As the world of finance continues to transform, new forms of money are challenging traditional monetary infrastructures that have been around for a long time. Currently, central bank digital currencies (CBDCs) have caught the eye of various countries, including the Philippines.

In a joint event organized by Bangko Sentral ng Pilipinas (BSP) and the Alliance for Financial Inclusion, Benjamin E. Diokno, the Philippines’ central bank governor, announced the rollout of Project CBDCPh, a pilot implementation of a CBDC for the country. According to Diokno, the project aims to improve “the payment system’s safety, resiliency, and efficiency.”

“The project aims to build organizational capacity and hands-on knowledge of key aspects of CBDC that are relevant for a use case around addressing frictions in the national payment system.” 

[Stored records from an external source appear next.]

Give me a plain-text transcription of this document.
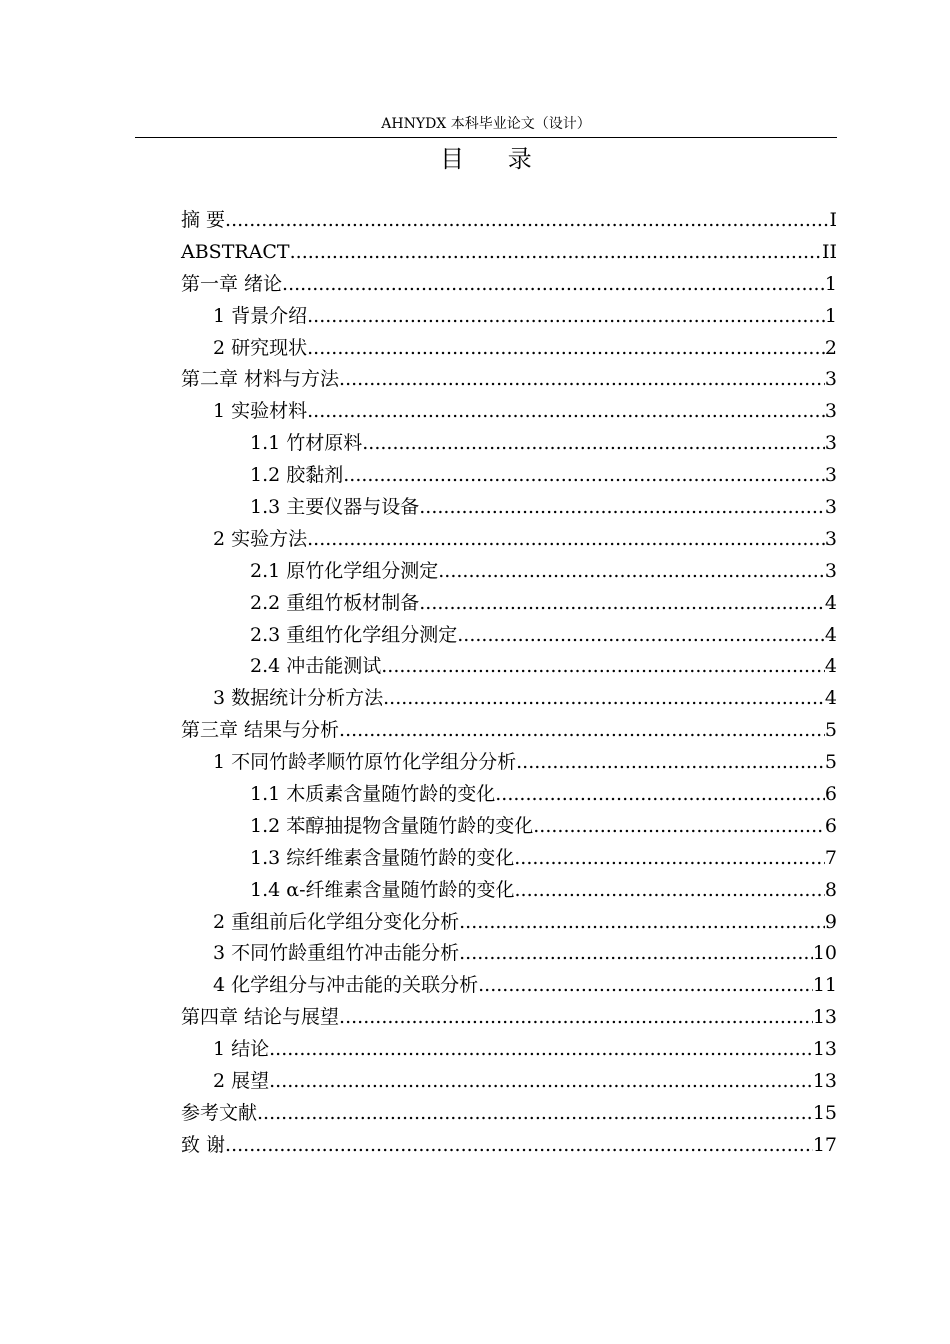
AHNYDX 本科毕业论文（设计）
目 录
摘 要 .....	I
ABSTRACT .....	II
第一章 绪论 .....	1
1 背景介绍 .....	1
2 研究现状 .....	2
第二章 材料与方法 .....	3
1 实验材料 .....	3
1.1 竹材原料 .....	3
1.2 胶黏剂 .....	3
1.3 主要仪器与设备 .....	3
2 实验方法 .....	3
2.1 原竹化学组分测定 .....	3
2.2 重组竹板材制备 .....	4
2.3 重组竹化学组分测定 .....	4
2.4 冲击能测试 .....	4
3 数据统计分析方法 .....	4
第三章 结果与分析 .....	5
1 不同竹龄孝顺竹原竹化学组分分析 .....	5
1.1 木质素含量随竹龄的变化 .....	6
1.2 苯醇抽提物含量随竹龄的变化 .....	6
1.3 综纤维素含量随竹龄的变化 .....	7
1.4 α-纤维素含量随竹龄的变化 .....	8
2 重组前后化学组分变化分析 .....	9
3 不同竹龄重组竹冲击能分析 .....	10
4 化学组分与冲击能的关联分析 .....	11
第四章 结论与展望 .....	13
1 结论 .....	13
2 展望 .....	13
参考文献 .....	15
致 谢 .....	17
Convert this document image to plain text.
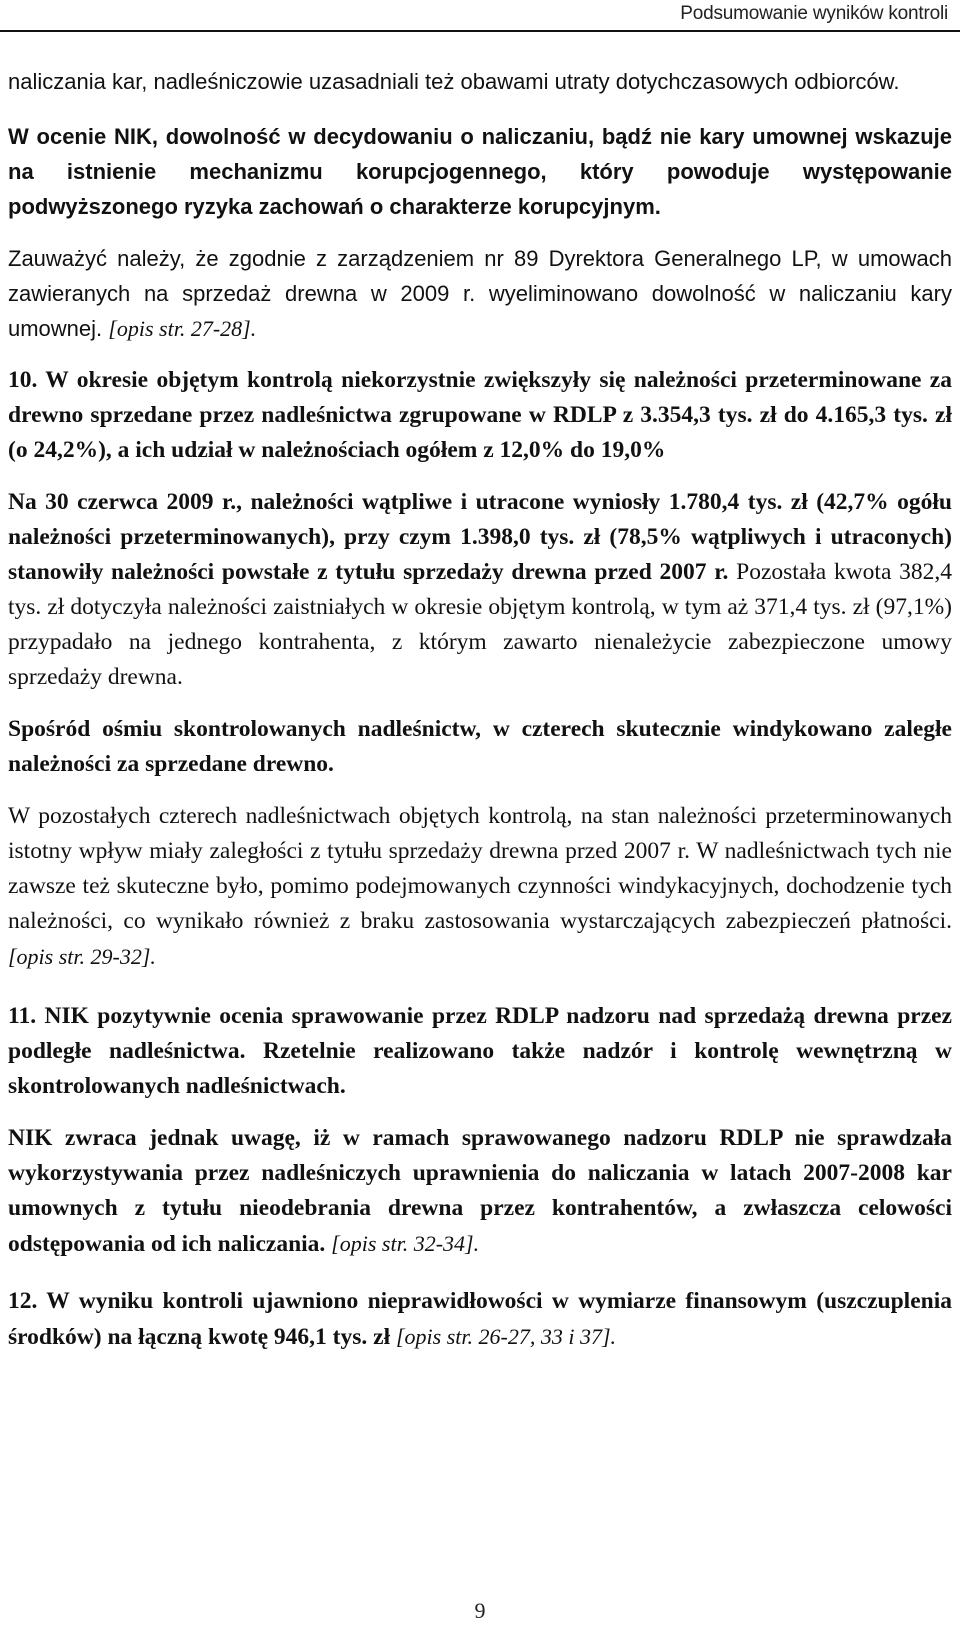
Podsumowanie wyników kontroli

naliczania kar, nadleśniczowie uzasadniali też obawami utraty dotychczasowych odbiorców.

W ocenie NIK, dowolność w decydowaniu o naliczaniu, bądź nie kary umownej wskazuje na istnienie mechanizmu korupcjogennego, który powoduje występowanie podwyższonego ryzyka zachowań o charakterze korupcyjnym.

Zauważyć należy, że zgodnie z zarządzeniem nr 89 Dyrektora Generalnego LP, w umowach zawieranych na sprzedaż drewna w 2009 r. wyeliminowano dowolność w naliczaniu kary umownej. [opis str. 27-28].

10. W okresie objętym kontrolą niekorzystnie zwiększyły się należności przeterminowane za drewno sprzedane przez nadleśnictwa zgrupowane w RDLP z 3.354,3 tys. zł do 4.165,3 tys. zł (o 24,2%), a ich udział w należnościach ogółem z 12,0% do 19,0%

Na 30 czerwca 2009 r., należności wątpliwe i utracone wyniosły 1.780,4 tys. zł (42,7% ogółu należności przeterminowanych), przy czym 1.398,0 tys. zł (78,5% wątpliwych i utraconych) stanowiły należności powstałe z tytułu sprzedaży drewna przed 2007 r. Pozostała kwota 382,4 tys. zł dotyczyła należności zaistniałych w okresie objętym kontrolą, w tym aż 371,4 tys. zł (97,1%) przypadało na jednego kontrahenta, z którym zawarto nienależycie zabezpieczone umowy sprzedaży drewna.

Spośród ośmiu skontrolowanych nadleśnictw, w czterech skutecznie windykowano zaległe należności za sprzedane drewno.

W pozostałych czterech nadleśnictwach objętych kontrolą, na stan należności przeterminowanych istotny wpływ miały zaległości z tytułu sprzedaży drewna przed 2007 r. W nadleśnictwach tych nie zawsze też skuteczne było, pomimo podejmowanych czynności windykacyjnych, dochodzenie tych należności, co wynikało również z braku zastosowania wystarczających zabezpieczeń płatności. [opis str. 29-32].

11. NIK pozytywnie ocenia sprawowanie przez RDLP nadzoru nad sprzedażą drewna przez podległe nadleśnictwa. Rzetelnie realizowano także nadzór i kontrolę wewnętrzną w skontrolowanych nadleśnictwach.

NIK zwraca jednak uwagę, iż w ramach sprawowanego nadzoru RDLP nie sprawdzała wykorzystywania przez nadleśniczych uprawnienia do naliczania w latach 2007-2008 kar umownych z tytułu nieodebrania drewna przez kontrahentów, a zwłaszcza celowości odstępowania od ich naliczania. [opis str. 32-34].

12. W wyniku kontroli ujawniono nieprawidłowości w wymiarze finansowym (uszczuplenia środków) na łączną kwotę 946,1 tys. zł [opis str. 26-27, 33 i 37].

9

Diokno also highlighted the potential impact of CBDCs. The BSP governor noted that a CBDC would be able to help in government-run cash assistance programs. He underscored how the pandemic showed the utility of account-based financial assistance distribution. Diokno believes that this can be used to “provide immediate support to the most vulnerable segments of society.”

Bangko Sentral ng Pilipinas Governor Benjamin Diokno. Source: philstar.com 

While there are many potential benefits, the governor also highlighted potential difficulties that the project may run into such as the lack of technological infrastructure. “Monetary authorities and regulators will need to build the requisite skills and technological capacity to effectively implement and manage the risks of CBDC issuance,” Diokno said.

Related: Crypto Twitter is not happy with the name and logo of Jamaica’s CBDC

In the United States, Lael Brainard, a Federal Reserve’s Board of Governors member urged the U.S. to spearhead research and policies when it comes to CBDCs. Citing developments in China, Brainard says that the cross-border payment dominance of the U.S. dollar could be impacted by CBDC developments in other countries.